Los opistobranquios han desarrollado novedosos sistemas de defensa. Los grupos más primitivos dependen de la concha en un grado u otro. Una gran variedad de productos químicos han sido encontrados en estos animales. Por ejemplo, Thompson (1998) describe la presencia de secresiones ácidas que son producidas por algunos opistobranquios cuando los animales son molestados. Sin embargo, el sistema químico de defensa más común es la producción de metabolitos secundarios como los terpenoides. Estos compuestos son obtenidos a través de la ingestión de esponjas, algas y tunicados, entre otros y posteriormente transformados por los opistobranquios en compuestos similares con más o menos actividad que los originales.
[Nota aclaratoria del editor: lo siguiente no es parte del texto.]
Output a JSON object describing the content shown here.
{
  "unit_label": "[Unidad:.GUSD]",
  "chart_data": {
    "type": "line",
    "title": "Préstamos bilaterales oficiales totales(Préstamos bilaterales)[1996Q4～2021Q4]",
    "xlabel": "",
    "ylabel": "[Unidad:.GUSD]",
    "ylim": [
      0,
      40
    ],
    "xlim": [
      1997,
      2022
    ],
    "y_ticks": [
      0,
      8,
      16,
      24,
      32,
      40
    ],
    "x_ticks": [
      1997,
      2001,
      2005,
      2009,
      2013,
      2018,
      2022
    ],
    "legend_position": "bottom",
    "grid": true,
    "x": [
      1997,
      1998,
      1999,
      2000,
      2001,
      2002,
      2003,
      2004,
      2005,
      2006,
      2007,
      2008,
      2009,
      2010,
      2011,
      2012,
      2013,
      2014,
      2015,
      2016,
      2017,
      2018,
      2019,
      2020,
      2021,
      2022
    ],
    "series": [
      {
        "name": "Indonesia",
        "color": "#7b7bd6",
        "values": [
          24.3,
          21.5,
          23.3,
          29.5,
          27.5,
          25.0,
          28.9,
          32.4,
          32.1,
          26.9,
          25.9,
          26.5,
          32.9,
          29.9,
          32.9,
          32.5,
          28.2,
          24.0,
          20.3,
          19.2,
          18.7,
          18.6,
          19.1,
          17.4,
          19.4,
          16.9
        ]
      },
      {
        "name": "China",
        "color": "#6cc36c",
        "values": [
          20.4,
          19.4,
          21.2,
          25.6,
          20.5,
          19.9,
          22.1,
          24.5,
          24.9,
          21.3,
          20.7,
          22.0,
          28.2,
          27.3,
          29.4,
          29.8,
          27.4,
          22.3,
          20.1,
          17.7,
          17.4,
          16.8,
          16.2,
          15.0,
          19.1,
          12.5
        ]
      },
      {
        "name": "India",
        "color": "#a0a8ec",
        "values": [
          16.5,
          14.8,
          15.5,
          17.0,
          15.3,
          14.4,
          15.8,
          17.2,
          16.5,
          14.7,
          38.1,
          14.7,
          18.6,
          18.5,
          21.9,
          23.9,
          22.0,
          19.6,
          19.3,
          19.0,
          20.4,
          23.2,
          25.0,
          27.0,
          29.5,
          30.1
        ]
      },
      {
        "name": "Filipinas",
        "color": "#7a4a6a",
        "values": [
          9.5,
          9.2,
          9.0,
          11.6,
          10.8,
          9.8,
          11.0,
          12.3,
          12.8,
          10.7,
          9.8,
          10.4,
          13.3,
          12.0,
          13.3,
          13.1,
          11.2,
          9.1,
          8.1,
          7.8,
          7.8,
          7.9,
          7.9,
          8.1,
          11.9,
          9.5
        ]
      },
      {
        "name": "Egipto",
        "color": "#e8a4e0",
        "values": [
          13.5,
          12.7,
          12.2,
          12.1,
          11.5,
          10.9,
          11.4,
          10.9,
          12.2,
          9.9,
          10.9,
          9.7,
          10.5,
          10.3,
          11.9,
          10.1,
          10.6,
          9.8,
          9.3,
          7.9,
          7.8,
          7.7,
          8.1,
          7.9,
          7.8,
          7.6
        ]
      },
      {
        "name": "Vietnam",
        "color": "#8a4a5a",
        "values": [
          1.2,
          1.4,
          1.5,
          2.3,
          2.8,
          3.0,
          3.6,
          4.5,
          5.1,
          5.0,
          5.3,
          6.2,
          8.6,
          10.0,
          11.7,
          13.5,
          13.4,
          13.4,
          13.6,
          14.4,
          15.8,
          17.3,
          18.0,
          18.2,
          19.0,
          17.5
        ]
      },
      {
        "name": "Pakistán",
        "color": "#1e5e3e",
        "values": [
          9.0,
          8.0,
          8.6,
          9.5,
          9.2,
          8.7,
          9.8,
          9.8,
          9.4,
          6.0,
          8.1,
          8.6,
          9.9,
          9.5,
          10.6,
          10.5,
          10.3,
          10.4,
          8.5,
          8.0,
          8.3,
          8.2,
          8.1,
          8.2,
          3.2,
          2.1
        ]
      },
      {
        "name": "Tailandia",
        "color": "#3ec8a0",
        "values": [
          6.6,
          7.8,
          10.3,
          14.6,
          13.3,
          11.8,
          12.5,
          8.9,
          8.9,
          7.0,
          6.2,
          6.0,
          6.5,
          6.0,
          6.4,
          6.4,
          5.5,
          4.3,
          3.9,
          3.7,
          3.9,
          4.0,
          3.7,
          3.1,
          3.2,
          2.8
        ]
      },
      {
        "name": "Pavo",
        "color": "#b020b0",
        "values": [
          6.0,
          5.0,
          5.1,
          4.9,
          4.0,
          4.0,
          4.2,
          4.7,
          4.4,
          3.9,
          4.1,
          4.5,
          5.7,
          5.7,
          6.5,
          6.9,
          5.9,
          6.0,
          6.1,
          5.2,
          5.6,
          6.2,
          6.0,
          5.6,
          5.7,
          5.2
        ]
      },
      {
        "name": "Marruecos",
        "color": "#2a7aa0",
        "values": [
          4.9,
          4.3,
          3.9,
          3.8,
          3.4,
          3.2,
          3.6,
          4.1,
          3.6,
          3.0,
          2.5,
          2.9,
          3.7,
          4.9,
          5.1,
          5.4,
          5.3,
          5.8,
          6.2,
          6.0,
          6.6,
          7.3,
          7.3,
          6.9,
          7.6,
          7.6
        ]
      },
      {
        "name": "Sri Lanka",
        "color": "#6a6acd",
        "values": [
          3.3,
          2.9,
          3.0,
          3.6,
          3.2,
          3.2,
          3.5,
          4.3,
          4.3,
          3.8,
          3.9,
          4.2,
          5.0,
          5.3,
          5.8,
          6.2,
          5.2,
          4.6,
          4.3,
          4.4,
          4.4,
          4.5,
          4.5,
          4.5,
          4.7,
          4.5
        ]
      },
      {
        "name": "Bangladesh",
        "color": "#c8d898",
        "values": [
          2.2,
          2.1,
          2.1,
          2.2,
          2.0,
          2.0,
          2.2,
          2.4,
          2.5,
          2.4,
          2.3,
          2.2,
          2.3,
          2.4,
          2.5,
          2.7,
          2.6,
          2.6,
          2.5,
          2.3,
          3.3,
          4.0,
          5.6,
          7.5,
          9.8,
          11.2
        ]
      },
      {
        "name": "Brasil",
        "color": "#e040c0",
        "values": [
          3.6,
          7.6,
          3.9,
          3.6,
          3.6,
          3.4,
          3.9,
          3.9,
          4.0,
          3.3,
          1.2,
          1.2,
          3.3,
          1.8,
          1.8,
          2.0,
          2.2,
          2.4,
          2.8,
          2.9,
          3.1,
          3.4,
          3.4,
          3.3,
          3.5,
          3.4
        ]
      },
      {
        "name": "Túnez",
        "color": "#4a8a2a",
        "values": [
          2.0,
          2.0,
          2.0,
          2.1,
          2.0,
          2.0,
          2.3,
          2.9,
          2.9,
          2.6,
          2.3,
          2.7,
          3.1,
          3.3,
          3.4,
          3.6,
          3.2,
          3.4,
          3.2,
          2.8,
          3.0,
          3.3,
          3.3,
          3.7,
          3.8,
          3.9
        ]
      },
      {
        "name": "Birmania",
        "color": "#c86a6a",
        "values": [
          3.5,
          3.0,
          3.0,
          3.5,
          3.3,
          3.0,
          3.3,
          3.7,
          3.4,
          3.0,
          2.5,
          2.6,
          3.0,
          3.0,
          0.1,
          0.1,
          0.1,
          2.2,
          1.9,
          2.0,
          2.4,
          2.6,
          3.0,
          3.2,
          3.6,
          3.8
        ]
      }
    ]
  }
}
Los metabolitos de defensa están normalmente distribuídos en áreas expuestas de los animales y en otros casos estan concentrados en estructuras especializadas como las glándulas del manto.

 


Hypselodoris ghiselini

 

Los nudibranquios aeólidos se alimentan normalmente de anémonas, hidrozoos y otros cnidarios los cuales tienen células urticantes llamadas nematocistos. Este grupo de opistobranquios almacenan los nematocistos no disparados en sacos especializados en las puntas de las papilas del dorso que luego son usados para su propia defensa.

 

Navanax inermis
Planaria imitando opistobranquios

Las coloraciones brillantes de numerosos opistobranquios también juegan un importante papel defensivo y están relacionadas con la presencia de químicos tóxicos o disuasivos.



Elysia pusilla


Algunas especies de opistobranquios y otros organismos marinos como planarias, holoturias, crustáceos y caracoles marinos han adoptado patrones de coloración semejantes a algunos opistobranquios defendidos químicamente con el objeto de ser confundidos con éstos por depredadores potenciales. Muchos opistobranquios presentan coloraciones crípticas que les permiten pasar inadvertidos como en el caso de Elysia pusilla.